There is no question that fall is officially here. As an October baby and with the help of Wisconsin’s weather I was ready to throw on sweaters over my short shorts about the last week of August. And have had more pumpkin spice lattes already this month than most people will have in their lifetime. In fact, I’m drinking one now as I type. Another undisputable fact is that fall is the most basic season.
I have always taken “Basic” as a compliment. To me it simply means I am a super girly girl. I love UGGs and will wear them before summer even ends. I quote “Mean Girls” and “Legally Blonde” way too much. My nerd of a boyfriend said even if I was in a pool of lemon juice I would still be the most basic person he knew. At recruitment during one of our many ice breakers I said if I had to change my name I would pick Serena or Blair after my two of my favorite female role models. In the fall, being Basic/girly girl takes a whole new level. Pumpkin spice runs through their veins, they line up to pick apples and paint pumpkins in their perfectly coordinated sweater and equestrian boot looks.
Another getting to know you activity at recruitment was to show we are “individually unique, together complete”. This included thinking of things that were unique to us and things only our small group shared (but essentially just anything anyone in the room shared as a group of basic undergrad millennials). This is where I experienced what I can only describe as a total identity crisis. I had to lie and agree that I too shared something that all basic girls, but me, had.
There has been a trend that has exploded into popularity recently and is now a staple for basic girls everywhere. I tried to deny its existence and get over the shock that I could be in the minority of it. I almost became angry with myself and lonely that there were few others that felt the same.Â
I’m talking about Birkenstocks of course. They have become the go-to shoes for basic girls everywhere from spring break to Halloween. When I hear birks I think Hermes Birkin bags, not the comfy sandal worn formerly just for orthopedic purposes. Birkenstocks have become a staple for basic girl uniforms from class to hungover brunch. I am confused every day how I can seem to be the only one that thinks Birkenstocks are kind of ugly and most of the time girls let them get dirty and smelly with no attempt to hide it.
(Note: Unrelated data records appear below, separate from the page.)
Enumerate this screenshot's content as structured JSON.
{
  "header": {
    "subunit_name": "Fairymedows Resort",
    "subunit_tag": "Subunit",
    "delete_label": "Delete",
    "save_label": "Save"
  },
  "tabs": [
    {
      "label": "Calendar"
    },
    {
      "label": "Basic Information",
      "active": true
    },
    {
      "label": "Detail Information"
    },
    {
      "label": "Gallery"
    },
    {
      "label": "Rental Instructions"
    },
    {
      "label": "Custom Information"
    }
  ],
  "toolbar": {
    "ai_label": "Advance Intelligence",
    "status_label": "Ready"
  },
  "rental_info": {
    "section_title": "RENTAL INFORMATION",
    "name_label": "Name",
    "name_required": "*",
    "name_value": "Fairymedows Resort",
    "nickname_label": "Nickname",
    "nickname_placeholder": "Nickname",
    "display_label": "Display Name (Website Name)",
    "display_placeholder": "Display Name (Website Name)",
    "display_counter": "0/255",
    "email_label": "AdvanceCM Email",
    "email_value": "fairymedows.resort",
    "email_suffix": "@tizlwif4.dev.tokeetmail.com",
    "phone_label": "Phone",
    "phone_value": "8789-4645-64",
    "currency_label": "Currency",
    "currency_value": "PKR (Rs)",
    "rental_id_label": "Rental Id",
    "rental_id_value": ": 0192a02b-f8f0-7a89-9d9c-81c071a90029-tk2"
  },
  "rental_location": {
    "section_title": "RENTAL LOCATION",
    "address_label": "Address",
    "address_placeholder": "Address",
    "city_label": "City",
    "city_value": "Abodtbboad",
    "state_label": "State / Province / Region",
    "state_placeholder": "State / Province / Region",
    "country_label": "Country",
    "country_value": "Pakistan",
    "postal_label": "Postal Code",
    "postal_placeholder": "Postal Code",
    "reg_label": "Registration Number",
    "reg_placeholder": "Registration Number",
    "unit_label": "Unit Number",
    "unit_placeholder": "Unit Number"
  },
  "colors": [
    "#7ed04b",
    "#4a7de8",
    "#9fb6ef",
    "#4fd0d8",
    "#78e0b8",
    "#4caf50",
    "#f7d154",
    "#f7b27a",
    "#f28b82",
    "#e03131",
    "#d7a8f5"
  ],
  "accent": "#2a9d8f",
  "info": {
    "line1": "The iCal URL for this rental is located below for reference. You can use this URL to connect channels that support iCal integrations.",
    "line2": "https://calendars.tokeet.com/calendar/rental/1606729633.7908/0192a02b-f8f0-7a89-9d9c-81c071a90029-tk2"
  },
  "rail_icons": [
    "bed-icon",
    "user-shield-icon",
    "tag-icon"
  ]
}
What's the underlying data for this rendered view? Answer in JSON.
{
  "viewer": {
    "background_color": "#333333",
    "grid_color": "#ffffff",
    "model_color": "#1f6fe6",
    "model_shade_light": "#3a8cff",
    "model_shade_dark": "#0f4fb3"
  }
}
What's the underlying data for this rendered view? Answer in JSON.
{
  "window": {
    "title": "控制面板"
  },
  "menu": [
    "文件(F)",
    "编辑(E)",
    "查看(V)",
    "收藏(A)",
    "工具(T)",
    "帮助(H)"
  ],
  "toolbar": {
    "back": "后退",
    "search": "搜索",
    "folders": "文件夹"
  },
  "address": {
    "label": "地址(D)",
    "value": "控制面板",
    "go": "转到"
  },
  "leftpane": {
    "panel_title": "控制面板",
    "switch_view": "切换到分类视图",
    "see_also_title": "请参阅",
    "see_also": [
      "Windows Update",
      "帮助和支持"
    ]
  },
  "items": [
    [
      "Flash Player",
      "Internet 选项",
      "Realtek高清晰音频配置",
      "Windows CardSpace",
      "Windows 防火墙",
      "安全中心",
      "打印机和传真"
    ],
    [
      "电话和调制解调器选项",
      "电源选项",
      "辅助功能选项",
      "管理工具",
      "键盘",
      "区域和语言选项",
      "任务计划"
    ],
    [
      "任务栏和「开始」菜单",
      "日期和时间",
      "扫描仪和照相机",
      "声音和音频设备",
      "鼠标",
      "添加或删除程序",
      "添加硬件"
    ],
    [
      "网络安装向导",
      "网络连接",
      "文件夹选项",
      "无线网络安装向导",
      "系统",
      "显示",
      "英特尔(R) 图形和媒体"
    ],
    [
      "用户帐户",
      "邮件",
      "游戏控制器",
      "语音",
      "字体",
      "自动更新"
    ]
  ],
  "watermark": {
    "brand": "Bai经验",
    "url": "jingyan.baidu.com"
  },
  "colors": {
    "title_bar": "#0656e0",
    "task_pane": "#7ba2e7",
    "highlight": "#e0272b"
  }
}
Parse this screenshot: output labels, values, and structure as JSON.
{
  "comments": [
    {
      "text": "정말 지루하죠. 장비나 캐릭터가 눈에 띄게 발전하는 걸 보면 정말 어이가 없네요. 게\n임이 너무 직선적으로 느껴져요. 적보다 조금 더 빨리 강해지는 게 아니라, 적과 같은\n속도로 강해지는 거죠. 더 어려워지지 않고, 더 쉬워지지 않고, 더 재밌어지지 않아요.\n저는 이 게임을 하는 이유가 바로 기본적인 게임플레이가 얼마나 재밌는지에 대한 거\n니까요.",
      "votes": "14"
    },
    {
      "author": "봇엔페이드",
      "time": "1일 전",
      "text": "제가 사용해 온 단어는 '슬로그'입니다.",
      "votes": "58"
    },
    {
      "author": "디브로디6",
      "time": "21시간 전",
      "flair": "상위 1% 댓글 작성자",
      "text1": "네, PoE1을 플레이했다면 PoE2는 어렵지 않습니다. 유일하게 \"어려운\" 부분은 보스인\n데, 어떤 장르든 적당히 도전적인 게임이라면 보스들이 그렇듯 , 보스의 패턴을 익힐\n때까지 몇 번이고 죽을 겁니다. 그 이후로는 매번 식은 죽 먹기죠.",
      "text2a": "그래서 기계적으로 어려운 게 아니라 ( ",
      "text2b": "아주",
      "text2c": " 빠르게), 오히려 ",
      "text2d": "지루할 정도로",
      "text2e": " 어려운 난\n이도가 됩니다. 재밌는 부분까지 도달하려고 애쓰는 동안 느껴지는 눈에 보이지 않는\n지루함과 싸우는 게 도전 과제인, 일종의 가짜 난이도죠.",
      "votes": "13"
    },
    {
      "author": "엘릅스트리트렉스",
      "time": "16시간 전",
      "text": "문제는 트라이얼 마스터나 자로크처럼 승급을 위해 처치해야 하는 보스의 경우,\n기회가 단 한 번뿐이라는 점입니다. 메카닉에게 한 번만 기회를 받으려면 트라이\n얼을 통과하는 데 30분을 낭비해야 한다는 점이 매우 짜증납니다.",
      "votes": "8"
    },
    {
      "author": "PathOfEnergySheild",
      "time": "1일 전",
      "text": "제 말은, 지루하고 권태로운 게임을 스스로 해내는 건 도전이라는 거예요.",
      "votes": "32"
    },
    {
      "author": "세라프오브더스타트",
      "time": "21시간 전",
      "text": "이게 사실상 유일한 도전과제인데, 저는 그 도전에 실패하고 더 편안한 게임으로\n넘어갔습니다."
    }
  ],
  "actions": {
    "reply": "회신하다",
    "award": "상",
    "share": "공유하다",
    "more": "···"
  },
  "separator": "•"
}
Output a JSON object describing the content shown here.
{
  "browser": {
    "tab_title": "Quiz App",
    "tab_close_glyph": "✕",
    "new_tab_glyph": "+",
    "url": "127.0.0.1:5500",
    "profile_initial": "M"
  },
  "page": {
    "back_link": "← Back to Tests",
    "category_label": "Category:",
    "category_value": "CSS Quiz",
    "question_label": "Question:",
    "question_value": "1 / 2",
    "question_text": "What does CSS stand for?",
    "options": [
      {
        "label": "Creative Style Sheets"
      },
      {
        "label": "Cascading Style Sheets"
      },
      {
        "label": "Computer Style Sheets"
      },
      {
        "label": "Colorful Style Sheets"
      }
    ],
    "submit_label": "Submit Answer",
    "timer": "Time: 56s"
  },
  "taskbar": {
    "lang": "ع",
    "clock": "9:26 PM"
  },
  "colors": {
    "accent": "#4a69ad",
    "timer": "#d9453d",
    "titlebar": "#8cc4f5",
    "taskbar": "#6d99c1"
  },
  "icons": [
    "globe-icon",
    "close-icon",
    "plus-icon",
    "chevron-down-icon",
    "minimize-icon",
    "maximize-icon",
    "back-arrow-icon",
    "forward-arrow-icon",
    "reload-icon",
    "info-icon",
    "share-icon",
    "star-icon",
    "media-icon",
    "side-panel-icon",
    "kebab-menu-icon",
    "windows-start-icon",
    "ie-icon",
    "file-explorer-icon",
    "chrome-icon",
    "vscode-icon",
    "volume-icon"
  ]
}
I am 100% flats and converse team. I would wear my thigh-high equestrian boots in the middle of July if my only other option was to slide into a pair of Birks.
So, this is my public apology. I lied I don’t like Birkenstocks. In fact, I really don’t like them.
Do I need to give up stars on my Starbucks Gold Card for my lack of orthopedically inspired shoes made of Bikro-Flor (a Birkenstock trademark combination of fleece and PVC) and cork? I don’t know that I will ever get to the acceptance stage over Birkenstocks, but feel comfort in the fact that winter is coming… and with that exclusively UGGs season.